Il Tribunale cantonale amministrativo (Tram) ha annullato l'espulsione decisa dal Consiglio di Stato nei confronti di un 48enne cittadino italiano residente nel Locarnese con alle spalle numerosi precedenti penali.
Lo scrive il Corriere del Ticino, sottolineando che nell'accogliere il ricorso dell'uomo, patrocinato dall'avvocato Marco Garbani, i giudici hanno ravvisato numerose mancanze nel modo in cui il Governo ha trattato l'incarto. Il dossier è quindi stato rinviato alle autorità affinché colmino le lacune e si pronuncino nuovamente.
Il 48enne, di professione piastrellista, era giunto in Svizzera nel 1990. In Ticino era stato oggetto di diversi decreti d'accusa e multe, per vie di fatto, trascuranza degli obblighi di mantenimento o ancora contravvenzione alla legge federale sull'AVS. In Italia era invece rimasto coinvolto in indagini per associazione a delinquere, truffa e riciclaggio, mentre in Belgio il suo nome era comparso in un'inchiesta legata a un assalto a un portavalori, nel 2005, che fruttò un bottino da 40 milioni di euro in titoli al portatore. E parte di quel bottino giunse in Ticino, in una banca del Luganese, prima di essere trasformato in contanti e trasportato in Italia. Per quei fatti l'uomo venne condannato a 23 mesi sospesi per ricettazione, riciclaggio e falsità in documenti.
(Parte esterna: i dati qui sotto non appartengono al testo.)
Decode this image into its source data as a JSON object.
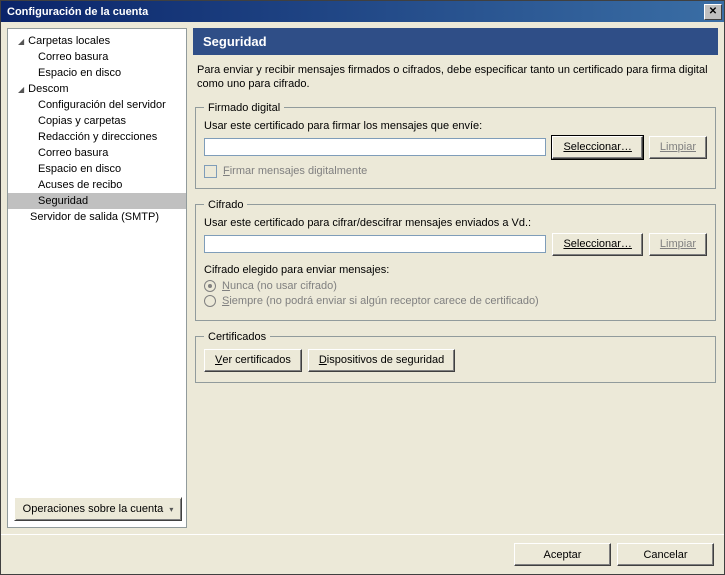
{
  "window": {
    "title": "Configuración de la cuenta"
  },
  "sidebar": {
    "items": [
      {
        "label": "Carpetas locales",
        "root": true
      },
      {
        "label": "Correo basura"
      },
      {
        "label": "Espacio en disco"
      },
      {
        "label": "Descom",
        "root": true
      },
      {
        "label": "Configuración del servidor"
      },
      {
        "label": "Copias y carpetas"
      },
      {
        "label": "Redacción y direcciones"
      },
      {
        "label": "Correo basura"
      },
      {
        "label": "Espacio en disco"
      },
      {
        "label": "Acuses de recibo"
      },
      {
        "label": "Seguridad",
        "selected": true
      },
      {
        "label": "Servidor de salida (SMTP)",
        "root": true,
        "noarrow": true
      }
    ],
    "ops_button": "Operaciones sobre la cuenta"
  },
  "main": {
    "header": "Seguridad",
    "description": "Para enviar y recibir mensajes firmados o cifrados, debe especificar tanto un certificado para firma digital como uno para cifrado.",
    "signing": {
      "legend": "Firmado digital",
      "label": "Usar este certificado para firmar los mensajes que envíe:",
      "value": "",
      "select_btn": "Seleccionar…",
      "clear_btn": "Limpiar",
      "checkbox": "Firmar mensajes digitalmente"
    },
    "encryption": {
      "legend": "Cifrado",
      "label": "Usar este certificado para cifrar/descifrar mensajes enviados a Vd.:",
      "value": "",
      "select_btn": "Seleccionar…",
      "clear_btn": "Limpiar",
      "pref_label": "Cifrado elegido para enviar mensajes:",
      "opt_never": "Nunca (no usar cifrado)",
      "opt_always": "Siempre (no podrá enviar si algún receptor carece de certificado)"
    },
    "certs": {
      "legend": "Certificados",
      "view_btn": "Ver certificados",
      "devices_btn": "Dispositivos de seguridad"
    }
  },
  "footer": {
    "ok": "Aceptar",
    "cancel": "Cancelar"
  }
}
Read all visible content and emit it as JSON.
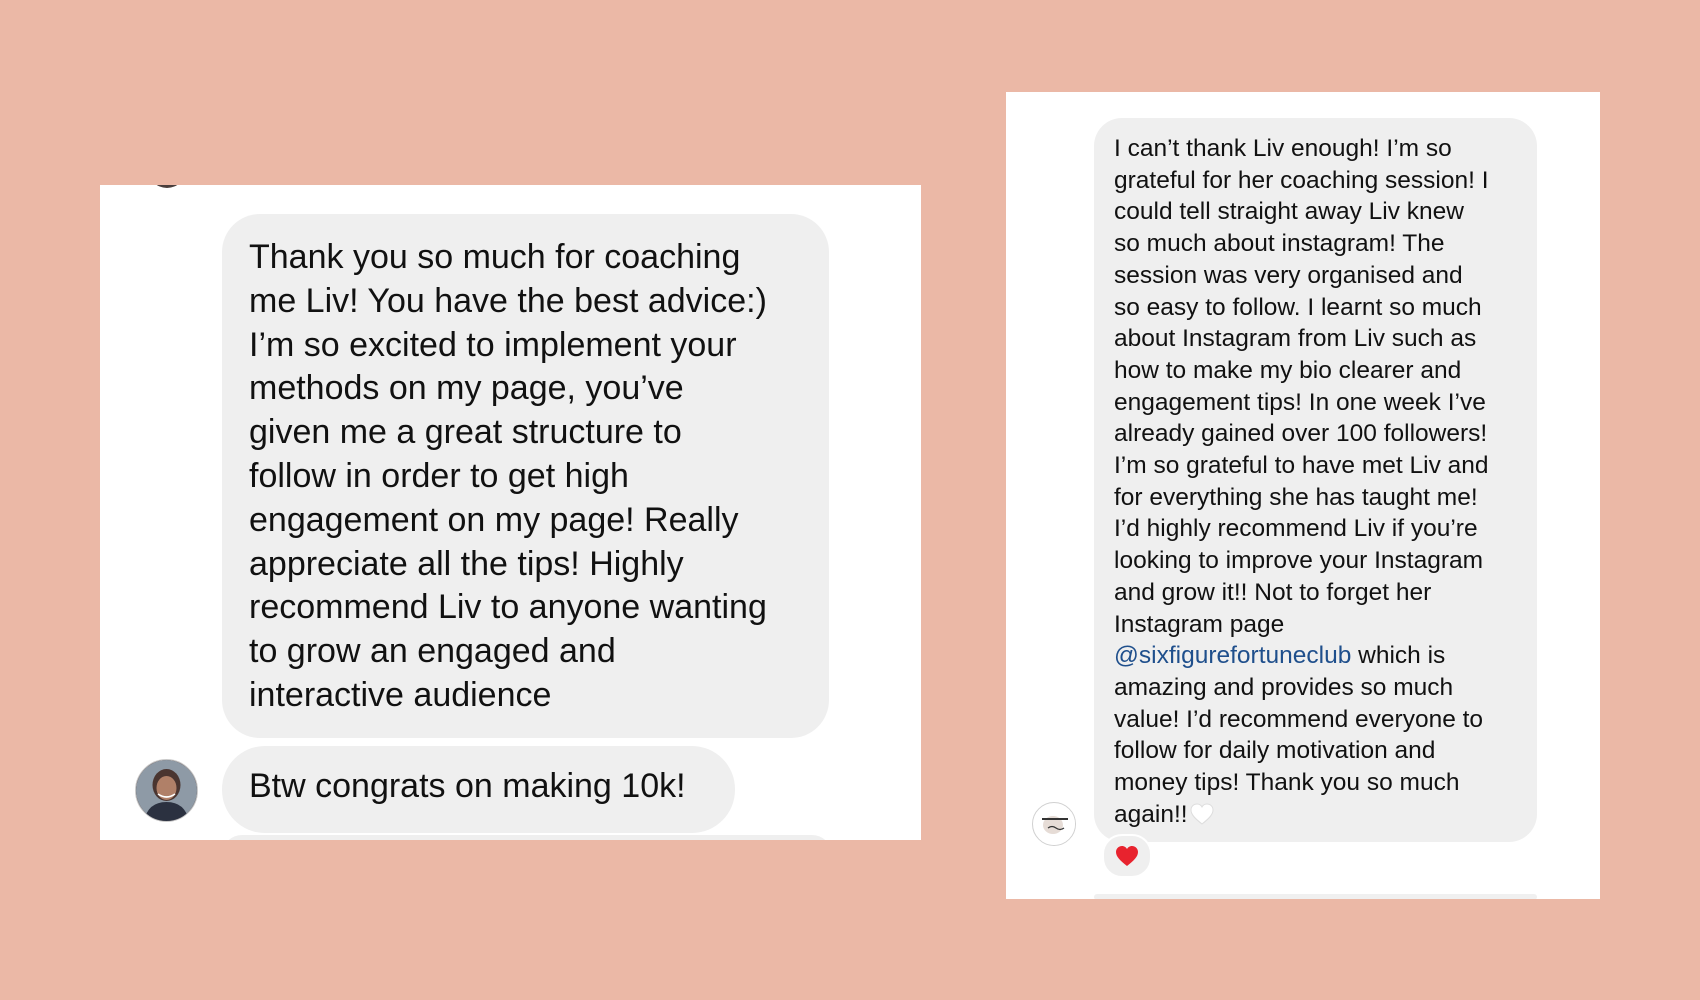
{
  "background_color": "#EBB8A6",
  "left_screenshot": {
    "messages": [
      {
        "lines": [
          "Thank you so much for coaching",
          "me Liv! You have the best advice:)",
          "I’m so excited to implement your",
          "methods on my page, you’ve",
          "given me a great structure to",
          "follow in order to get high",
          "engagement on my page! Really",
          "appreciate all the tips! Highly",
          "recommend Liv to anyone wanting",
          "to grow an engaged and",
          "interactive audience"
        ]
      },
      {
        "text": "Btw congrats on making 10k!"
      }
    ],
    "sender_avatar": "profile-photo-avatar"
  },
  "right_screenshot": {
    "message": {
      "lines": [
        "I can’t thank Liv enough! I’m so",
        "grateful for her coaching session! I",
        "could tell straight away Liv knew",
        "so much about instagram! The",
        "session was very organised and",
        "so easy to follow. I learnt so much",
        "about Instagram from Liv such as",
        "how to make my bio clearer and",
        "engagement tips! In one week I’ve",
        "already gained over 100 followers!",
        "I’m so grateful to have met Liv and",
        "for everything she has taught me!",
        "I’d highly recommend Liv if you’re",
        "looking to improve your Instagram",
        "and grow it!! Not to forget her",
        "Instagram page"
      ],
      "mention": "@sixfigurefortuneclub",
      "mention_tail": " which is",
      "lines_after": [
        "amazing and provides so much",
        "value! I’d recommend everyone to",
        "follow for daily motivation and",
        "money tips! Thank you so much"
      ],
      "last_line": "again!!",
      "trailing_emoji": "white-heart-icon",
      "mention_color": "#1F4F8C"
    },
    "reaction": "red-heart-icon",
    "sender_avatar": "brand-logo-avatar"
  }
}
Vista la condanna e visto che l'uomo faceva capo all'aiuto sociale, il Dipartimento delle istituzioni aveva deciso di negarli il rinnovo del permesso di dimora e intimargli un termine entro cui lasciare il territorio elvetico.
Ma i giudici del Tram hanno rilevato che i diritti patrimoniali possono giustificare un'espulsione "soltanto se dalle circostanze che hanno determinato la condanna emerga un comportamento personale costituente una minaccia attuale per l'ordine pubblico." Secondo i giudici, "sotto questo aspetto il Governo non ha motivato minimamente la propria conclusione."
Il Cantone dovrà quindi ora aggiornare la pratica tenendo conto del tempo trascorso e stabilire se l'uomo costituisce o meno una minaccia attuale e concreta per l'ordine pubblico.